Ces déclarations révèlent des parti-pris qui ne visent pas que la défense de l’intérêt du public.

Discrédit du Conseil de presse
Dans sa lettre au Conseil de presse, Djemila Benhabib dit renoncer à son droit d’appel parce que sa confiance en cet organe de presse est « au point zéro ».
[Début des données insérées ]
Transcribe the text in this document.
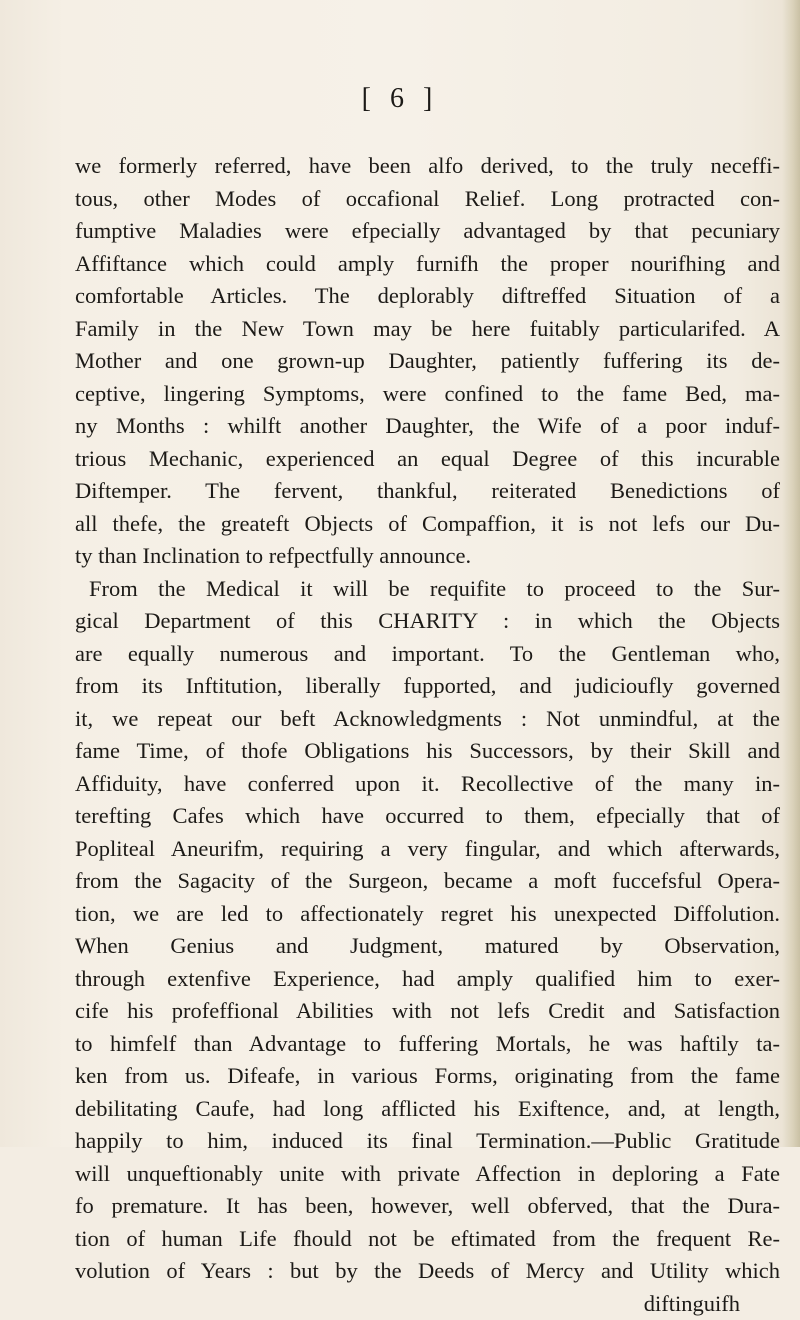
[ 6 ]
we formerly referred, have been alfo derived, to the truly neceffi-
tous, other Modes of occafional Relief. Long protracted con-
fumptive Maladies were efpecially advantaged by that pecuniary
Affiftance which could amply furnifh the proper nourifhing and
comfortable Articles. The deplorably diftreffed Situation of a
Family in the New Town may be here fuitably particularifed. A
Mother and one grown-up Daughter, patiently fuffering its de-
ceptive, lingering Symptoms, were confined to the fame Bed, ma-
ny Months : whilft another Daughter, the Wife of a poor induf-
trious Mechanic, experienced an equal Degree of this incurable
Diftemper. The fervent, thankful, reiterated Benedictions of
all thefe, the greateft Objects of Compaffion, it is not lefs our Du-
ty than Inclination to refpectfully announce.
From the Medical it will be requifite to proceed to the Sur-
gical Department of this CHARITY : in which the Objects
are equally numerous and important. To the Gentleman who,
from its Inftitution, liberally fupported, and judicioufly governed
it, we repeat our beft Acknowledgments : Not unmindful, at the
fame Time, of thofe Obligations his Successors, by their Skill and
Affiduity, have conferred upon it. Recollective of the many in-
terefting Cafes which have occurred to them, efpecially that of
Popliteal Aneurifm, requiring a very fingular, and which afterwards,
from the Sagacity of the Surgeon, became a moft fuccefsful Opera-
tion, we are led to affectionately regret his unexpected Diffolution.
When Genius and Judgment, matured by Observation,
through extenfive Experience, had amply qualified him to exer-
cife his profeffional Abilities with not lefs Credit and Satisfaction
to himfelf than Advantage to fuffering Mortals, he was haftily ta-
ken from us. Difeafe, in various Forms, originating from the fame
debilitating Caufe, had long afflicted his Exiftence, and, at length,
happily to him, induced its final Termination.—Public Gratitude
will unqueftionably unite with private Affection in deploring a Fate
fo premature. It has been, however, well obferved, that the Dura-
tion of human Life fhould not be eftimated from the frequent Re-
volution of Years : but by the Deeds of Mercy and Utility which
diftinguifh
Je ne peux qu’être d’accord avec cette décision. Le Conseil de presse avait déjà perdu toute crédibilité à mes yeux après une plainte présentée par des collègues du Mouvement laïque québécois et de l’Association humaniste du Québec contre la couverture biaisée du débat sur la « charte de la laïcité » présentée par le quotidien La Presse à l’automne 2013. Le jury avait alors ignoré complètement le point central de la plainte qui portait sur le déséquilibre de l’information. Les taux d’articles (journalistiques et d’opinion) favorables et défavorables au projet de loi étaient respectivement de 19% et de 81%, ce qui était l’inverse du taux d’appui dans la population. Le Conseil de presse a toutefois conclu à une couverture équilibrée et diversifiée!

La décision a été portée en appel avec un argumentaire qui rétablissait les lacunes du premier avis. Le jury d’appel n’a fait que répéter mot à mot le premier avis sans tenir compte des arguments des plaignants. Des élèves de secondaire 3 auraient fait mieux.

Le Conseil n’a non seulement plus de crédibilité mais semble avoir perdu toute utilité sociale face à des médias gangrénés par le multiculturalisme anti-laïque.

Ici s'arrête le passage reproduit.